Ma per finire sullo stesso tema ecco le conclusioni:

UOMINI POLITICI
Se io, se tu lettore, si andasse al governo, faremmo -ne sono (almeno per quanto mi riguarda) certo- delle buone leggi. Ma non possiamo (né vogliamo) andarci. Perché? Perché ci manca la volontà di potenza, o quella particolare forma di essa, senza la quale uno né va, né si mantiene, al potere. Abbiamo certamente l’altra qualità necessaria a una azione -in questo senso- utile e costruttiva: l’amore intelligente del nostro paese. Ma, sola, non basta. Né, sola, basta l’altra. L’uomo di stato è -come il grande poeta- raro; deve fondere in sé due qualità (la prima egoistica, “crudele”, captativa; l’altra di dedizione, oblativa) che sembrano -e sono- discordanti e quasi inconciliabili.
La sola volontà di potenza, disgiunta da un sincero amore per l’oggetto (in questo caso il popolo italiano) ci ha data la “grinta” di Mussolini. La stessa, unita all’amore per l’Italia (o almeno per l’Italia Settentrionale, o per il Piemonte, o per quella che Radetzky chiamava, con settecentesco rispetto, la S. M. Sarda) il sorriso di Cavour. Uno ha fatta l’Italia, che l’altro ha disfatta.

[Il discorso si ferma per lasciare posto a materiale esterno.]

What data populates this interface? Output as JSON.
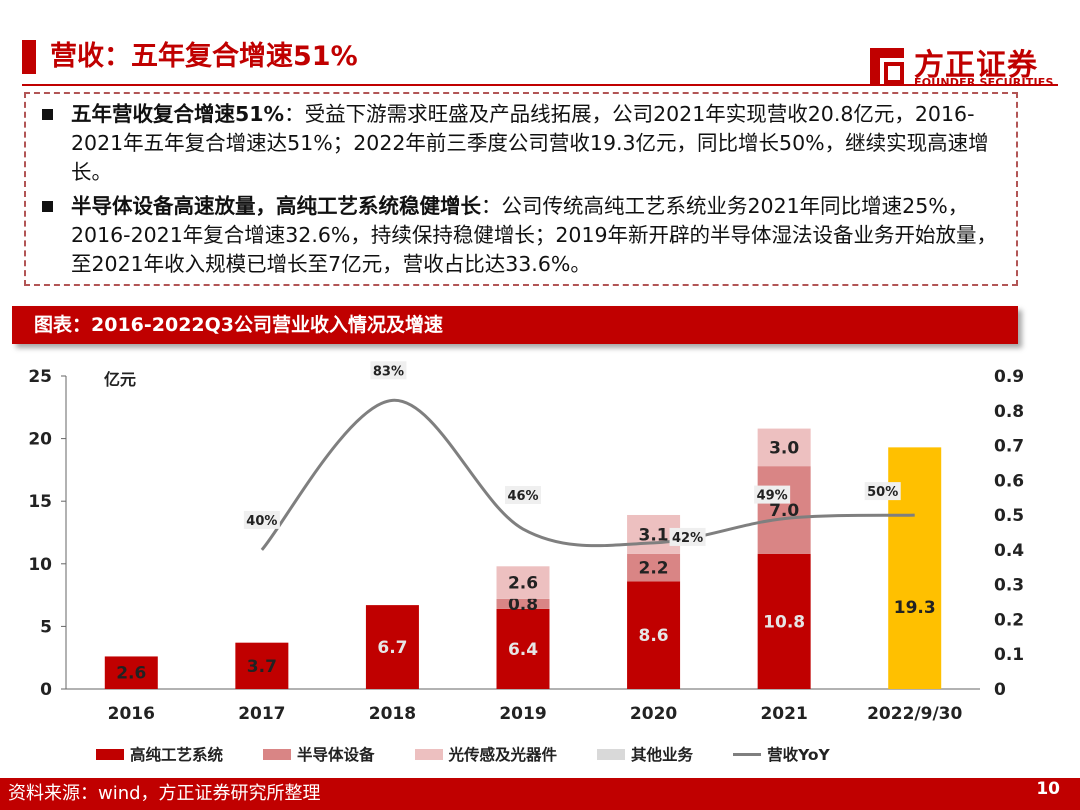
{
  "page": {
    "title": "营收：五年复合增速51%",
    "logo_cn": "方正证券",
    "logo_en": "FOUNDER SECURITIES",
    "page_number": "10",
    "source": "资料来源：wind，方正证券研究所整理"
  },
  "summary": {
    "b1_bold": "五年营收复合增速51%",
    "b1_text": "：受益下游需求旺盛及产品线拓展，公司2021年实现营收20.8亿元，2016-2021年五年复合增速达51%；2022年前三季度公司营收19.3亿元，同比增长50%，继续实现高速增长。",
    "b2_bold": "半导体设备高速放量，高纯工艺系统稳健增长",
    "b2_text": "：公司传统高纯工艺系统业务2021年同比增速25%，2016-2021年复合增速32.6%，持续保持稳健增长；2019年新开辟的半导体湿法设备业务开始放量，至2021年收入规模已增长至7亿元，营收占比达33.6%。"
  },
  "figure": {
    "label": "图表：2016-2022Q3公司营业收入情况及增速"
  },
  "colors": {
    "brand": "#c00000",
    "hp": "#c00000",
    "semi": "#d98585",
    "opt": "#edc0c0",
    "other": "#d9d9d9",
    "ytd": "#ffc000",
    "line": "#7f7f7f"
  },
  "chart_data": {
    "type": "bar",
    "stacked": true,
    "unit_label": "亿元",
    "categories": [
      "2016",
      "2017",
      "2018",
      "2019",
      "2020",
      "2021",
      "2022/9/30"
    ],
    "series": [
      {
        "name": "高纯工艺系统",
        "values": [
          2.6,
          3.7,
          6.7,
          6.4,
          8.6,
          10.8,
          null
        ],
        "color_key": "hp"
      },
      {
        "name": "半导体设备",
        "values": [
          null,
          null,
          null,
          0.8,
          2.2,
          7.0,
          null
        ],
        "color_key": "semi"
      },
      {
        "name": "光传感及光器件",
        "values": [
          null,
          null,
          null,
          2.6,
          3.1,
          3.0,
          null
        ],
        "color_key": "opt"
      },
      {
        "name": "其他业务",
        "values": [
          null,
          null,
          null,
          null,
          null,
          null,
          null
        ],
        "color_key": "other"
      }
    ],
    "ytd_total": {
      "category": "2022/9/30",
      "value": 19.3
    },
    "line": {
      "name": "营收YoY",
      "axis": "right",
      "points": [
        {
          "category": "2017",
          "value": 0.4,
          "label": "40%"
        },
        {
          "category": "2018",
          "value": 0.83,
          "label": "83%"
        },
        {
          "category": "2019",
          "value": 0.46,
          "label": "46%"
        },
        {
          "category": "2020",
          "value": 0.42,
          "label": "42%"
        },
        {
          "category": "2021",
          "value": 0.49,
          "label": "49%"
        },
        {
          "category": "2022/9/30",
          "value": 0.5,
          "label": "50%"
        }
      ]
    },
    "y_left": {
      "min": 0,
      "max": 25,
      "ticks": [
        0,
        5,
        10,
        15,
        20,
        25
      ]
    },
    "y_right": {
      "min": 0,
      "max": 0.9,
      "ticks": [
        0,
        0.1,
        0.2,
        0.3,
        0.4,
        0.5,
        0.6,
        0.7,
        0.8,
        0.9
      ]
    },
    "legend": [
      "高纯工艺系统",
      "半导体设备",
      "光传感及光器件",
      "其他业务",
      "营收YoY"
    ],
    "legend_position": "bottom"
  }
}
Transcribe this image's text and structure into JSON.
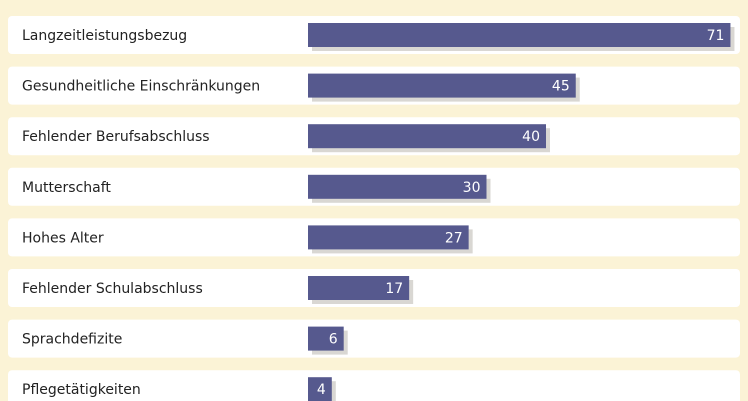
{
  "chart_data": {
    "type": "bar",
    "orientation": "horizontal",
    "categories": [
      "Langzeitleistungsbezug",
      "Gesundheitliche Einschränkungen",
      "Fehlender Berufsabschluss",
      "Mutterschaft",
      "Hohes Alter",
      "Fehlender Schulabschluss",
      "Sprachdefizite",
      "Pflegetätigkeiten"
    ],
    "values": [
      71,
      45,
      40,
      30,
      27,
      17,
      6,
      4
    ],
    "color": "#56598e"
  }
}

C’è da aggiungere qualcosa? Sì, ecco:

PATRIOTTISMO, NAZIONALISMO E RAZZISMO stanno fra di loro come la salute, la nevrosi e la pazzia.

La salute mentale, nonostante le apparenze, è sempre più rara. La nevrosi è dovunque. La pazzia è in crescita: dato che nasce da una stupidità diventata socialmente più naturale che mai.